Sunday, October 18, 2015

Remote controlled

How would warriors of the past done with their CO riding them all day?
Andrew Niccol (creator of the airless Gattaca) is a bloodless sort of filmmaker, which makes him either the best or the worst person to guide Good Kill (2015), a movie about the toll the drone war puts on the people conducting it.

How to explain? Well, for example, there's that damned Peter Coyote, our modern-day Alexander Scourby, an actor who sounds so inhumanly good he is instantly unbelievable. You know Peter Coyote, he's the guy you that makes you think "I thought Henry Fonda was dead" when you hear his voice-over work.  He was even featured on-camera as the announcer at the Oscars.  As a former counter-cultural figure, he once was an avatar of authentic independence and quirkiness.  Now he is the simulacrum of those American qualities.

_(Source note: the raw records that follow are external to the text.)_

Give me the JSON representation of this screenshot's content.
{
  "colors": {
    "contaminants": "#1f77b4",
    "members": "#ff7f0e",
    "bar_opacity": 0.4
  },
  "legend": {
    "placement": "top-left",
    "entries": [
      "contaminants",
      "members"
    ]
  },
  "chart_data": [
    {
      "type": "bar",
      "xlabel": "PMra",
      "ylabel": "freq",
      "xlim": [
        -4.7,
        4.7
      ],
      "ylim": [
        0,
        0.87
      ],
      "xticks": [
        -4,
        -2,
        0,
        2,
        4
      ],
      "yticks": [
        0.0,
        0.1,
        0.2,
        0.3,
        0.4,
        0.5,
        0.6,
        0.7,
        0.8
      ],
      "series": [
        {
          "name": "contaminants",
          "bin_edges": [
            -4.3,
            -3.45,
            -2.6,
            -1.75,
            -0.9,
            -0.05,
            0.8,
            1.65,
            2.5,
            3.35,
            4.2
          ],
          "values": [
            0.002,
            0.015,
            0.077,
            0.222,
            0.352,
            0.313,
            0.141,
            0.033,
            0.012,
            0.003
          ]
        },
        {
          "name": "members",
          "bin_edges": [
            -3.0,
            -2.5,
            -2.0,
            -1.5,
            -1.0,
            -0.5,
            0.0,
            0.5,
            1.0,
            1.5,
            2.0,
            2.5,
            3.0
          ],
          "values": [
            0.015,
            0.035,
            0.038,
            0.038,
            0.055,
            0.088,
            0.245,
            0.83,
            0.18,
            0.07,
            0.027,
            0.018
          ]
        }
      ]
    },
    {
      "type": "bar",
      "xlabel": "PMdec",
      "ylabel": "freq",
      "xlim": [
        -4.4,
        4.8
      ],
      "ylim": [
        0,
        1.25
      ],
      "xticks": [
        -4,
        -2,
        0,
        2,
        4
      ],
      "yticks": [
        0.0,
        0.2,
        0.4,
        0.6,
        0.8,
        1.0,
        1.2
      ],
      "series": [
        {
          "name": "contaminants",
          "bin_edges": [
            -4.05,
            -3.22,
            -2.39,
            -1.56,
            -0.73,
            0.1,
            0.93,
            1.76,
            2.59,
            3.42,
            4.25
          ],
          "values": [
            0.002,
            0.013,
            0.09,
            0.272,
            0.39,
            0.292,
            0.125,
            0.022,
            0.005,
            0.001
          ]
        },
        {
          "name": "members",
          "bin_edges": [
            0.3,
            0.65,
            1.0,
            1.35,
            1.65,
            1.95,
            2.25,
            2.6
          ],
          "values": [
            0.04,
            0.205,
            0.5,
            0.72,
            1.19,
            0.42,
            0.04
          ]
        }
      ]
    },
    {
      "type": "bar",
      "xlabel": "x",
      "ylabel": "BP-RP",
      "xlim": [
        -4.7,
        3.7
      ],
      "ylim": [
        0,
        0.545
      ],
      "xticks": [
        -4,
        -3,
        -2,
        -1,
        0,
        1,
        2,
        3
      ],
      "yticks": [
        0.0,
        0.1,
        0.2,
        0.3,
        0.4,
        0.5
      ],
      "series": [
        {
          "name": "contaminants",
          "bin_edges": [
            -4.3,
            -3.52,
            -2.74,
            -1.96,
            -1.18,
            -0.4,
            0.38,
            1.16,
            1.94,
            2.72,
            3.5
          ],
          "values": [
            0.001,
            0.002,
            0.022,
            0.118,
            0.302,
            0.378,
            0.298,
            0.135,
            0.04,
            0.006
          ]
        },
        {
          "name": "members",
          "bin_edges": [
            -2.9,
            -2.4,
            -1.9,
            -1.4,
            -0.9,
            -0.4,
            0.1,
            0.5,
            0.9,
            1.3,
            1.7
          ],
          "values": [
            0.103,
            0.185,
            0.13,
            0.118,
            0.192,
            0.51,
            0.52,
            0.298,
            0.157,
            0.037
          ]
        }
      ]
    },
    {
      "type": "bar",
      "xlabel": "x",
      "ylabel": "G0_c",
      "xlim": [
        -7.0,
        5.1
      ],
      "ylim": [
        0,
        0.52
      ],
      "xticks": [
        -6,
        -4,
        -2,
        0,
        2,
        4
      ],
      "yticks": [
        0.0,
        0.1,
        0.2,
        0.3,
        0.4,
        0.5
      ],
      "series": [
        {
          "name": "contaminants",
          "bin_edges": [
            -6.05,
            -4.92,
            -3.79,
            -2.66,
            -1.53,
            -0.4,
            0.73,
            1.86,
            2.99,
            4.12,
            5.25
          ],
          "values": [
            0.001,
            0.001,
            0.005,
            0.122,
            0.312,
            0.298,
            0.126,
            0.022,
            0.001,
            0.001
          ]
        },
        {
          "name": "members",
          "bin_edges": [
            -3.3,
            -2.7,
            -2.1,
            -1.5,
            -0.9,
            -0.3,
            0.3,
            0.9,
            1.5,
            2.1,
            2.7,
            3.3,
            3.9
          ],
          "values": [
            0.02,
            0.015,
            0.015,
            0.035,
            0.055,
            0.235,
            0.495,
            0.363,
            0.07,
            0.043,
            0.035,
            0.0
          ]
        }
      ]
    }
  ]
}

In Good Kill the voice of Peter Coyote is employed with implicit satirical intent as the voice of the CIA, telling military personnel who to blow up and when, regardless of the violation of military rules of engagement.  But Coyote does not sound like a Man Who Knows.  His authenticity has been sanded off.  He sounds like what he his, an experienced actor who has recorded his lines very well. Given this is about an artificial remote-control war, perhaps that is the intent.  But the result is that all the scenes in which his character, code-named "Langley" (some code), appears are slack, lacking tension, suspense or really any interest after his first appearance.

You can't critique slickness and artificiality unless you have something to compare it to, and Good Kill lacks any actual human behavior to form a critical baseline.  Ethan Hawke is an impossible Boy Scout.  Bruce Greenwood plays the same gruff and lovable CO that we've seen in the movies since Ward Bond's heyday.  January Jones plays an empty-headed blonde wife.  Zoe Kravitz is a Latina soldier, so she is disciplined, yet spicy.

Doesn't anybody write second drafts anymore?

The idea for this film was so good, that it's a shame that this placeholder film had to be first.  To its credit, it tries to be fair.  It is not an extreme liberal anti-war diatribe.  Even the unreflective aggressive military types are given time and space to be right.  Bruce Greenwood's character points out toward the end that if we walk away from this war, the enemy won't.

But Good Kill is constantly cheating.  [Spoiler Alert]  Defying orders, Ethan Hawke takes aim at a terrorist fighter not on the target list, but whom he has seen raping a virtuous mother.  At the last moment, the woman steps into the kill zone and Hawke believes he has killed rapist and victim at once.  That is a smart story idea about going out on your own without support, without preparing, without a rationale, just operating on emotion, and the terrible toll rash action can have, even if acting for the best reasons.  But then the film does the old Disney switch (they've been doing this since The Jungle Book) and hurray!  the woman is not dead, but just knocked down by the impact of the blast, and Hawke was right all the time.

Well, that (a) settles nothing morally; (b) is super-phony and (c) smug.  A hat trick of bad storytelling.

In similar fashion, Hawke has to agonize for perhaps minutes about losing his airhead civilian wife but attracting the romantic interest of the smart female officer who sits next to him all day.  Introduce problem -- solve it conveniently within minutes.

I'm no fan of Syd Field, but are we going to complete ignore his observations?

Maybe the best thing we can do if we want to contemplate the danger of remote-control war is not to make a new movie, but just take another look at Dr. Strangelove.  [Confession -- when in doubt I always watch Dr. Strangelove.]